From the larger of the structures, candlelight flickered invitingly. It was a flat-topped adobe building, common in Nazareth for merchants and shop owners. It was strange to see one outside the city walls.
I stood behind Joseph when he knocked on the door. It seemed a long while before the man appeared in the doorway. He had more gray hair than Joseph, but otherwise didn’t seem much older.
“Joseph,” the man said. His eyes slid toward me and he stepped outside, joining us in front of the house. “Your cousins arrived yesterday.”
“Travel was difficult,” Joseph said.
Uncle Biram nodded. “I have no room left in the house.”
He seemed embarrassed to admit this, looking toward the ground rather than directly at Joseph.
“The roof would be fine. Something for Mary to sleep on is all we really need.”
His uncle’s gaze rested on me, sliding down to where my hand rested on my distended abdomen. His eyebrows drew together. Would there be no escaping the judgmental scowls? We were miles from home and the untimeliness of my motherhood still garnered speculation.
“The roof is where we put Nadab and his family. They arrived two days ago.”
Joseph nodded. Were we being turned away by his family? Trembling started in my lower legs. I leaned into Joseph’s broad back. Behind his uncle, the door to the house opened and a woman emerged, holding a candle in a shallow pottery dish.
“Biram? Oh, it’s Joseph.
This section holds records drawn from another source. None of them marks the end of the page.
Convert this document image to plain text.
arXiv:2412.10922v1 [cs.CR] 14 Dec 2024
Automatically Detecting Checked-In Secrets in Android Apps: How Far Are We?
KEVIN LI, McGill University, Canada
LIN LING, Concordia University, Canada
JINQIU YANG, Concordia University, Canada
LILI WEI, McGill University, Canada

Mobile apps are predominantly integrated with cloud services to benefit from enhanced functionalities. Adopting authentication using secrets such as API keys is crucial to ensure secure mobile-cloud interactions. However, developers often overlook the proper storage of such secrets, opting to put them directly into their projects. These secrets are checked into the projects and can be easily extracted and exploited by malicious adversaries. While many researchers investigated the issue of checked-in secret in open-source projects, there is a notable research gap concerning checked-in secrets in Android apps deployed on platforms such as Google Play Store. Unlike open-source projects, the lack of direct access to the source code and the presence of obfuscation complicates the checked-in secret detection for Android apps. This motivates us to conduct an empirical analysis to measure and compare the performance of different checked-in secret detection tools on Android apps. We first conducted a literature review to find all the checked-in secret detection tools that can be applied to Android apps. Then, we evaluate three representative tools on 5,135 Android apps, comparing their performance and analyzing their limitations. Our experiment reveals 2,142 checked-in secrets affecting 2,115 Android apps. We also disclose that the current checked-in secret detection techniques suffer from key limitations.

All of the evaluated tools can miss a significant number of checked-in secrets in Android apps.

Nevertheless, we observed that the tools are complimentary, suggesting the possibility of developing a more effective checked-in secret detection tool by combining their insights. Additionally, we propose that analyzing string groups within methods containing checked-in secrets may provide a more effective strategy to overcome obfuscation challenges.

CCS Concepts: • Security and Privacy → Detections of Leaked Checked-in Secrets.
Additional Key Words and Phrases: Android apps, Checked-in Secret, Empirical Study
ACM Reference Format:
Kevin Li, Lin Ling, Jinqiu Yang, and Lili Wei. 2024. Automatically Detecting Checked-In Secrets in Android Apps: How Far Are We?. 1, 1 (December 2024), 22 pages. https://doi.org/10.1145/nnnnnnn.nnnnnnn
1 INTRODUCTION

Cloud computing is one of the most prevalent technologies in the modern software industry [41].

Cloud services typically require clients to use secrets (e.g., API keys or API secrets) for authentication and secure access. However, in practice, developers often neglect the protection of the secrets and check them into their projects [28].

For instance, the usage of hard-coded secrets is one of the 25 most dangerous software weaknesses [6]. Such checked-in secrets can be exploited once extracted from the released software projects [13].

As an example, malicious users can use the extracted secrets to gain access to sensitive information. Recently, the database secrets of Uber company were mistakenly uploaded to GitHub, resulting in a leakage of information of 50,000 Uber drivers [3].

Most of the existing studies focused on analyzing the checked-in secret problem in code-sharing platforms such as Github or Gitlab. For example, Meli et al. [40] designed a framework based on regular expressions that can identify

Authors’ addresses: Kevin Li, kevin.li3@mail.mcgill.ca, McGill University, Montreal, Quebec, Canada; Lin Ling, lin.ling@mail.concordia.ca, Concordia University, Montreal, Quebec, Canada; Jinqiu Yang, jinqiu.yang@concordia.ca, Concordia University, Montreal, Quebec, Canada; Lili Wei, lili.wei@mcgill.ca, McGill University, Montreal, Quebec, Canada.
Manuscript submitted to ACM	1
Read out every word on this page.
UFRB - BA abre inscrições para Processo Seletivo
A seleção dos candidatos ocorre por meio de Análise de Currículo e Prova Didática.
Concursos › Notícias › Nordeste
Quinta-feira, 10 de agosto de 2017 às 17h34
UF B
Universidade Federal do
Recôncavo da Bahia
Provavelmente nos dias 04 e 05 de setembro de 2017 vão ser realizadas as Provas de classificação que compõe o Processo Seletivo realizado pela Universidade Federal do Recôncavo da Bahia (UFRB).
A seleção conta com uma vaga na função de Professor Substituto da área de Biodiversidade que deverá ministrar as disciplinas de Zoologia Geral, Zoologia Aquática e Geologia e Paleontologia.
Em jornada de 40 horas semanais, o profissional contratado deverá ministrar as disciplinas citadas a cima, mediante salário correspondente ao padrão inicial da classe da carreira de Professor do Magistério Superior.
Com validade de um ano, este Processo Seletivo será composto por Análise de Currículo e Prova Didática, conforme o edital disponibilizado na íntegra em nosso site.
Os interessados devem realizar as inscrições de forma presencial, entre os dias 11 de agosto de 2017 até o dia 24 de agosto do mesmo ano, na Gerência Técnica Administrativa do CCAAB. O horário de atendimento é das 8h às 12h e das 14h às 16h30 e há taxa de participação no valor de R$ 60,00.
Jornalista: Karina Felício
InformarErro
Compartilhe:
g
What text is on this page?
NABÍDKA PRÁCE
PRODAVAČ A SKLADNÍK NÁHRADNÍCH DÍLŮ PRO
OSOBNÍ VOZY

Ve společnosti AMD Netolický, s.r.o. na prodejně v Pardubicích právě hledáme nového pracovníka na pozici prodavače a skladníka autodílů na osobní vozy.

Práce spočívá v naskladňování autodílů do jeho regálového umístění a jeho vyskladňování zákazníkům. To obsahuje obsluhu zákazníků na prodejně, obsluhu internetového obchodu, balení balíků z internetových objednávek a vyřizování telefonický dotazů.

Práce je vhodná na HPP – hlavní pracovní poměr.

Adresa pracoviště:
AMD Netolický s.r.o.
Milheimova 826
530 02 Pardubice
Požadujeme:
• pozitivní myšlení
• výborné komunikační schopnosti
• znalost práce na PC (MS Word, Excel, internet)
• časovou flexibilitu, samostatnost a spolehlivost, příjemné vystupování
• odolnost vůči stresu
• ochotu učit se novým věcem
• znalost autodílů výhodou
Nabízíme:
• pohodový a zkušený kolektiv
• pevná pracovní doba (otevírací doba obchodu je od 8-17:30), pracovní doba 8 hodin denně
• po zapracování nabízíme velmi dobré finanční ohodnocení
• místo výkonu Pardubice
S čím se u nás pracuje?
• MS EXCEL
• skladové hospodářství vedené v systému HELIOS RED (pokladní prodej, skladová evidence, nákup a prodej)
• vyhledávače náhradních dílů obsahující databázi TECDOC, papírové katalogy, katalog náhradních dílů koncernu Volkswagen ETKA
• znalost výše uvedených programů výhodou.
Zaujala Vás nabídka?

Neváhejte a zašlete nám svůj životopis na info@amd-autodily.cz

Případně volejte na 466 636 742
Hello.”
“Aunt Leah.” Joseph nodded his head in respect.
“I was just telling them about our full house,” Biram said.
“This crazy census.” Aunt Leah shook her head, corners of her generous mouth turning down.
“I can find other accommodations tomorrow. If you could at least spare some floor space for one night—”
I could see Uncle Biram opening his mouth to deny this plea. Shame and anger clashed in my gut, making the empty organ churn. The baby kicked against my ribs.
“The barn,” the woman said. “We’ve room in there for you.”
I turned to gaze at the other building, stone and wood, shabbier than the adobe structure. It would be out of the wind and cooling night air. Perhaps I would find clean straw to mound into a pallet. It would be an improvement over sleeping beside the road. My back cramped at the thought of another night on the sun-hardened earth.
“I’ll bring some food out,” she said. “I see you have blankets.”
“Sorry I couldn’t offer you something more.” Biram sounded apologetic, and his gaze didn’t stray toward me this time.
“Times are hard for everyone, Uncle,” Joseph said.
He turned to me, face in shadow. His fingers closed around my elbow. We moved toward the barn. Behind us, the door to the house closed.
“It’s because of me.”
Joseph draped his arm over my shoulder, pulling me against his side. My head nearly fit there.
“My cousins came to register. You heard them.”
“The way he looked at me . . .”
“I’m sorry.” His lips pressed against the top of my head, reminding me of something my father did when I was a much younger girl. When would we have a normal husband and wife relationship? Maybe never. Nothing was normal for me now. It never would be.
I swallowed away the tears. The dark doorway into the barn loomed before us. Stepping inside, the familiar scents of animals and manure embraced me. Tension drained from my shoulders.
I would be more comfortable here than in a house full of condemning relatives.